If Opt is any atom, it is interpreted as {Opt,true} unless the atom string starts with "no", making the interpretation {Opt,false}. For example, usevc is an alias for {usevc,true} and nousevc is an alias for {usevc,false}.

Option inet6 has no effect on this function. You probably want to use Type = a | aaaa instead.


This access functions example shows how lookup/3 can be implemented using resolve/3 from outside the module:

example_lookup(Name, Class, Type) ->
    case inet_res:resolve(Name, Class, Type) of
        {ok,Msg} ->
            [inet_dns:rr(RR, data)
             || RR <- inet_dns:msg(Msg, anlist),
                 inet_dns:rr(RR, type) =:= Type,
                 inet_dns:rr(RR, class) =:= Class];
        {error,_} ->

Legacy Functions

These are deprecated because the annoying double meaning of the name servers/time-out argument, and because they have no decent place for a resolver options list.

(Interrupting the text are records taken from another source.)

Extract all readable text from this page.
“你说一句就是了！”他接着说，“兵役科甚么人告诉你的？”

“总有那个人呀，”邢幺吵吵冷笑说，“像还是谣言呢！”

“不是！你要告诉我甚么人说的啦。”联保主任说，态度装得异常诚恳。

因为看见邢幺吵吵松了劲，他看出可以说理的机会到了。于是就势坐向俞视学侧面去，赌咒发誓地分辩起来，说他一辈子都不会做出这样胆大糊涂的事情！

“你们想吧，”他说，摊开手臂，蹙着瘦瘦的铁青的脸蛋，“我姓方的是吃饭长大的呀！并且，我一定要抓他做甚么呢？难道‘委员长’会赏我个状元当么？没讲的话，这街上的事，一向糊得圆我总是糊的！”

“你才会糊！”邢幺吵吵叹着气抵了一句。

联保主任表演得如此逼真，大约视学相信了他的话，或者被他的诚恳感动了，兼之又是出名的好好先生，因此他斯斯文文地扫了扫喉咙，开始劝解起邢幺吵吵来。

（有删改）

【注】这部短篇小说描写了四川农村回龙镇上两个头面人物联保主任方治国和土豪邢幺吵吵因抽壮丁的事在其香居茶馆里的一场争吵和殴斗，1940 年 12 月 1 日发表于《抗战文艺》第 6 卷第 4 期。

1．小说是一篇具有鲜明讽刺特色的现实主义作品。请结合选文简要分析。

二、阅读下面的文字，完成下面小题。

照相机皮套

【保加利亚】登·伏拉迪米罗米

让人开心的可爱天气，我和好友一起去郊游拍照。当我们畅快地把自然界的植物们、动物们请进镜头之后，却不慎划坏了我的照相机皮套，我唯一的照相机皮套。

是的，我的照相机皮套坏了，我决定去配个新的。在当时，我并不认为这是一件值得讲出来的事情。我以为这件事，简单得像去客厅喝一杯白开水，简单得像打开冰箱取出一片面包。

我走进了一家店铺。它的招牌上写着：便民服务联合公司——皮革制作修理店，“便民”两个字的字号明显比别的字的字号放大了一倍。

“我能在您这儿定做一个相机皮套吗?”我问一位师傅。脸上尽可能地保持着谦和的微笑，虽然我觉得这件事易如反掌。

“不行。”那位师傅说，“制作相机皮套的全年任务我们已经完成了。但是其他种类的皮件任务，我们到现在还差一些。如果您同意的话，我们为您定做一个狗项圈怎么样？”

nslookup(Name, Class, Type) -> {ok, dns_msg()} | {error, Reason}

nslookup(Name, Class, Type, Timeout) ->
            {ok, dns_msg()} | {error, Reason}

nslookup(Name, Class, Type, Nameservers) ->
            {ok, dns_msg()} | {error, Reason}

Resolves a DNS record of the specified type and class for the specified name.

nnslookup(Name, Class, Type, Nameservers) ->
             {ok, dns_msg()} | {error, Reason}

nnslookup(Name, Class, Type, Nameservers, Timeout) ->
             {ok, dns_msg()} | {error, Reason}

Resolves a DNS record of the specified type and class for the specified name.